I had already began to outfit our house prior to the remodel with Lutron Caseta light switches. These smart switches worked great as most of them don’t require a neutral wire (which is a good feature when upgrading an old house). The house has been completely rewired at this point, but I already had quite a few switches and the Lutron Caseta system happens to be bombproof when compared to all the other smart home devices…so I decided to continue down that rabbit hole. Every light switch in the house is either a Lutron Caseta dimmer or Lutron Caseta switch. For the 3-way and 4-way switches (and a few other places that needed an extra switch or scene controller), I installed Lutron Pico Remotes.
At the moment, we use Amazon’s Alexa for verbal commands (via our Sonos speakers, Echo Dots, ecobee thermostat, and Amazon Echo Show 5) and Apple HomeKit for electronic device control. With that said, with the programming and motion sensors and the occasional switch/pico scene controllers, we rarely need to open up any apps.
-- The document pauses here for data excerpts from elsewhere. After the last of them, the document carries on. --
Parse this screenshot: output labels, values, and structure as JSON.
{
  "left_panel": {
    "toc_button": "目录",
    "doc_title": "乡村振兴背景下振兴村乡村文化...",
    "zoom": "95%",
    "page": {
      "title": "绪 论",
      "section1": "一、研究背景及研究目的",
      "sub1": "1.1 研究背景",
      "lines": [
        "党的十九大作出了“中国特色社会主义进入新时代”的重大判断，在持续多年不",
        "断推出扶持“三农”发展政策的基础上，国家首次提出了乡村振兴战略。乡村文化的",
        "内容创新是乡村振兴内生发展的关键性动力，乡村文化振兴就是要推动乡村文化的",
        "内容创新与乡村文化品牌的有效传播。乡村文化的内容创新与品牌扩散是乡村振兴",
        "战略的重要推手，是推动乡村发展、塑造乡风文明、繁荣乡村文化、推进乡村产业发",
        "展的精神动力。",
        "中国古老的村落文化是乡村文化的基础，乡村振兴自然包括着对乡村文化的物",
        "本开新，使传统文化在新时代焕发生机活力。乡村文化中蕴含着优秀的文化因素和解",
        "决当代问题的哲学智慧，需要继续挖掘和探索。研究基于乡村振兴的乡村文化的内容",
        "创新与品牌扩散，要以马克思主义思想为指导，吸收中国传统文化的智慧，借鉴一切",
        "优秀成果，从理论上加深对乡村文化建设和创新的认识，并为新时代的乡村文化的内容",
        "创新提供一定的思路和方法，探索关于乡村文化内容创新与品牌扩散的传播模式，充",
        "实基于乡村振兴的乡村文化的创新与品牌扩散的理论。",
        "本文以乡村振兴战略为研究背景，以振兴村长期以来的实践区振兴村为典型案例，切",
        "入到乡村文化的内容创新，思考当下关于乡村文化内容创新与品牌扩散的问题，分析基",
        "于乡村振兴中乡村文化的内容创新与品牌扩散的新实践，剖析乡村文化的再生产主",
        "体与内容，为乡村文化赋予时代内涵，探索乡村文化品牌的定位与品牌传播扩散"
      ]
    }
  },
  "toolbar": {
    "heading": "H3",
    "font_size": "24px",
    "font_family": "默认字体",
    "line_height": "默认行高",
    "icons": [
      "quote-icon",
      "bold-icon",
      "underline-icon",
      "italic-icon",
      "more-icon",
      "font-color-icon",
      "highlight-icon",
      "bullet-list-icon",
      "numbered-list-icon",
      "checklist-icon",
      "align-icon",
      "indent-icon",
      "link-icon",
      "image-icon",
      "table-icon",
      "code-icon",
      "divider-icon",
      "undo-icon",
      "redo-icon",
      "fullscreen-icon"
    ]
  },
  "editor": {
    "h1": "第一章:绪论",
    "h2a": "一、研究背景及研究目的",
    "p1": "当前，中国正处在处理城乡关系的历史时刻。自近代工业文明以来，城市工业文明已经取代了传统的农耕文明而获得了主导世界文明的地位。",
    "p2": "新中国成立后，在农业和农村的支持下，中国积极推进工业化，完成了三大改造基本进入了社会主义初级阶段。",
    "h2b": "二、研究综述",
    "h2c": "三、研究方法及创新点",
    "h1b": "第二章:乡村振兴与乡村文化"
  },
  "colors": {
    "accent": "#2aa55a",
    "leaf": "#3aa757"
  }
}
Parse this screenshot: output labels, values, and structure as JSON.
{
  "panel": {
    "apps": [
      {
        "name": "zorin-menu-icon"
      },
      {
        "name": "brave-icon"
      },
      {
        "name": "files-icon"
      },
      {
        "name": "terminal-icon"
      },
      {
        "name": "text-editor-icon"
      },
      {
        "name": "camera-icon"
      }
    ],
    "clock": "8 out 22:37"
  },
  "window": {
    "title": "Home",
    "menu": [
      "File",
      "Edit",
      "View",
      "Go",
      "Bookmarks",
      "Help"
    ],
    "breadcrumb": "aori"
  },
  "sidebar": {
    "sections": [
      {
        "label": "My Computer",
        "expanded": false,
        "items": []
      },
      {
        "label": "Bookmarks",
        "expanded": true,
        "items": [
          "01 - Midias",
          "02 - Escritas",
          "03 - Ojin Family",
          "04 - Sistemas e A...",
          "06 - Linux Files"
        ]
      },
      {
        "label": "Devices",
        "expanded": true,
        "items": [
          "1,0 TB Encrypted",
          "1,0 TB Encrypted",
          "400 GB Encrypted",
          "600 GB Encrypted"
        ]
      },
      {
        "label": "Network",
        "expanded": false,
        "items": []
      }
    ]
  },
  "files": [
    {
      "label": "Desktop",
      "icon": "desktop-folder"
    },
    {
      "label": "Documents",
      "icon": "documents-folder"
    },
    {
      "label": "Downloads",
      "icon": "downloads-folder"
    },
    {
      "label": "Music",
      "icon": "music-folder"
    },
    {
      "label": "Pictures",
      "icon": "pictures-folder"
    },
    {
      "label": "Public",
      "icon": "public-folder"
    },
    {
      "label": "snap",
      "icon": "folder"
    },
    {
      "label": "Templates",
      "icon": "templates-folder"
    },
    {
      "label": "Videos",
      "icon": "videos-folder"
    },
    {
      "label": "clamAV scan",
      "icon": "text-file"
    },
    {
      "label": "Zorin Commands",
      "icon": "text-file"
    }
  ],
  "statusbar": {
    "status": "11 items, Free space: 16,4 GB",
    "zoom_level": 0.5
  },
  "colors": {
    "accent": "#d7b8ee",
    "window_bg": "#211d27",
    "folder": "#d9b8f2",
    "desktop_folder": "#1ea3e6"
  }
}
To the hardware specifics:
- 12U NavePoint Wall Mount Network Cabinet
- Pyle PDU
- 24-Port Keystone Patch Panel
- Cable Management Panel
- 10″ Deep, 1U Rack Shelf
- Lots of patch cables in varying lengths
- Cat6 Cable
- RG6 Coaxial Cable
- 14AWG Speaker Wire
- Motorola MB8600 6Gbps Modem
- Router/Firewall: UniFi Dream Machine Pro with 8TB HD
- Switch: UniFi Switch 24 PoE
- Two UniFi 6 Long-Range Access Points
- Several UniFi Protect G4-Bullet Cameras
- UniFi G4 Doorbell
- Ring Floodlight Cam
- Lutron Caseta Smart Bridge
- Philips Hue Smart Hub
- Philips Hue Sensors
- WeMo Bridge for Homekit
- Sonos Amp for Kitchen Ceiling Speakers
- Sonance Ceiling Speakers in the Kitchen
- Sonos Connect: Amp for Dining Room Wall Speakers
- Polk In-Wall Speakers for Dining Room
- Delta Trinsic VoiceIQ Kitchen Faucet
- Nest Protect: 2nd Gen Smoke + CO Alarms
Currently, Apple’s HomeKit and Amazon’s Alexa form the backbone of much our system. And while it works well, there is still more to be done to integrate everything more seamlessly. In the coming months, I plan to delve into the world of Raspberry Pi’s and explore Home Assistant. Certain devices and ecosystems don’t currently play well with each other and it will be nice to bring everything under one umbrella. If anybody has any experience or opinions, please do share as I would love all the help I can get coming up to speed. I’m looking forward to the continual iterations but feel pretty good about the current foundation we’ve built.
One thought on “Network and Smart Home”
Impressive system. Congratulations for having the foresight to run the wiring during your remodel. We aspired to put in a home network, but we were so overwhelmed by it all the different upgrades that needed to happen to all the home systems that we, unfortunately, didn’t manage to get all the network wiring installed. We’ll have to rely on wireless tech when we get around to upgrading.